Recommandations pratiques selon les profils
- Personnes sans problème digestif : le kiwi peut être consommé librement comme source de vitamine C et de fibres, en respectant une consommation raisonnable (1 fruit par portion).
- Personnes avec RGO ou gastrite légère : tester la tolérance en consommant un demi‑fruit au cours d’un repas plutôt qu’à jeun. Privilégier un kiwi mûr, moins âpre.
- Ulcère actif ou gastrite sévère : éviter les aliments très acides jusqu’à stabilisation et avis médical. Consulter votre médecin avant de réintroduire le kiwi.
- Sujets allergiques ou antécédent de syndrome d’allergie orale : consulter un allergologue ; des tests cutanés ou sanguins peuvent être proposés.
- Personnes sous anticoagulants : certaines études rapportent une activité antiplaquettaire du kiwi ; signalez votre consommation régulière à votre médecin pour évaluer un éventuel risque hémorragique.
Conseils de préparation et substitutions
Quelques astuces pour réduire l’irritation possible : choisir des kiwis bien mûrs (tendre au toucher), consommer le fruit accompagné d’autres aliments (yaourt, céréales, fromage blanc) pour réduire le contact direct avec la muqueuse, ou cuire le kiwi (compote, cuisson légère) ce qui diminue l’acidité perçue. Les alternatives moins acides incluent la banane, la poire mûre, le melon ou la papaye, qui apportent fibres et douceur sans la même acidité.

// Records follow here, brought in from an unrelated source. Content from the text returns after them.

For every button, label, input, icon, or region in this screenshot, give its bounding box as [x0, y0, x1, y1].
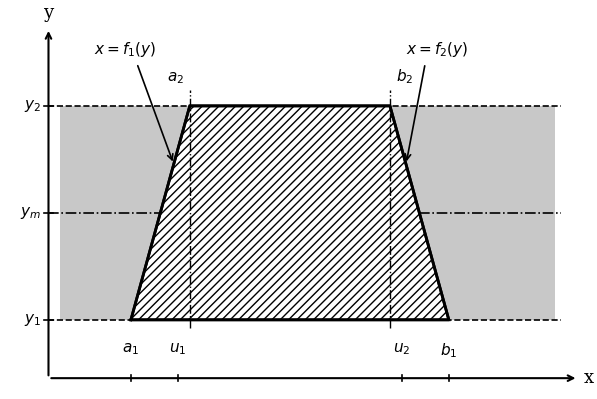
Text: x: x	[584, 369, 595, 387]
Text: $a_1$: $a_1$	[122, 341, 140, 357]
Text: $b_1$: $b_1$	[440, 341, 457, 360]
Text: y: y	[44, 4, 54, 22]
Text: $x=f_1(y)$: $x=f_1(y)$	[94, 40, 156, 59]
Text: $u_1$: $u_1$	[170, 341, 187, 357]
Text: $u_2$: $u_2$	[393, 341, 410, 357]
Text: $a_2$: $a_2$	[167, 71, 184, 87]
Text: $y_2$: $y_2$	[24, 98, 41, 114]
FancyBboxPatch shape	[60, 106, 555, 320]
Polygon shape	[131, 106, 449, 320]
Text: $y_1$: $y_1$	[24, 312, 41, 328]
Text: $y_m$: $y_m$	[20, 205, 41, 221]
Text: $b_2$: $b_2$	[396, 68, 413, 87]
Text: $x=f_2(y)$: $x=f_2(y)$	[406, 40, 468, 59]
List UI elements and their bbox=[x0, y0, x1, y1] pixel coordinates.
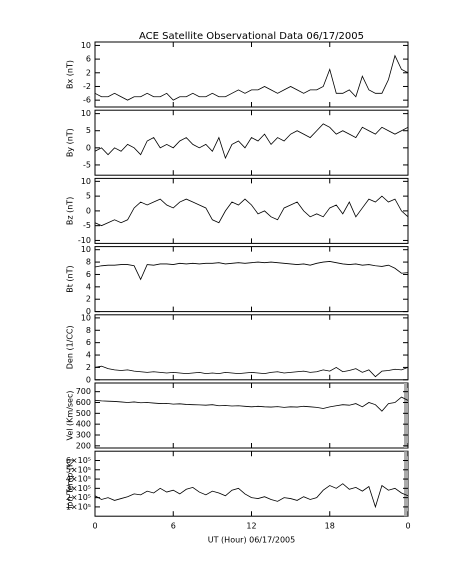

Quand consulter un professionnel ?
Si la consommation de kiwi provoque des brûlures répétées, des douleurs abdominales intenses, des saignements digestifs, une perte de poids inexpliquée ou des signes allergiques sévères (œdème, difficulté à respirer), consultez rapidement un médecin. Pour des symptômes moins graves mais persistants, un pharmacien ou un médecin peut conseiller des modifications alimentaires, des examens (gastroscopie si indiqué) ou un bilan allergologique.
Le kiwi est un fruit nutritif à forte teneur en vitamine C et en fibres, mais son acidité et la présence d’actinidine peuvent poser problème chez des personnes souffrant de RGO, de gastrite, d’ulcère ou d’allergies croisées. La plupart des consommateurs tolèrent le kiwi sans difficulté ; l’approche la plus sûre pour les personnes sensibles est de tester de petites quantités pendant les repas, de choisir des fruits mûrs ou cuits et de discuter de toute interaction médicamenteuse ou réaction allergique avec un professionnel de santé. Les recommandations générales reposent sur des bilans cliniques et des publications scientifiques et doivent être adaptées à chaque situation individuelle.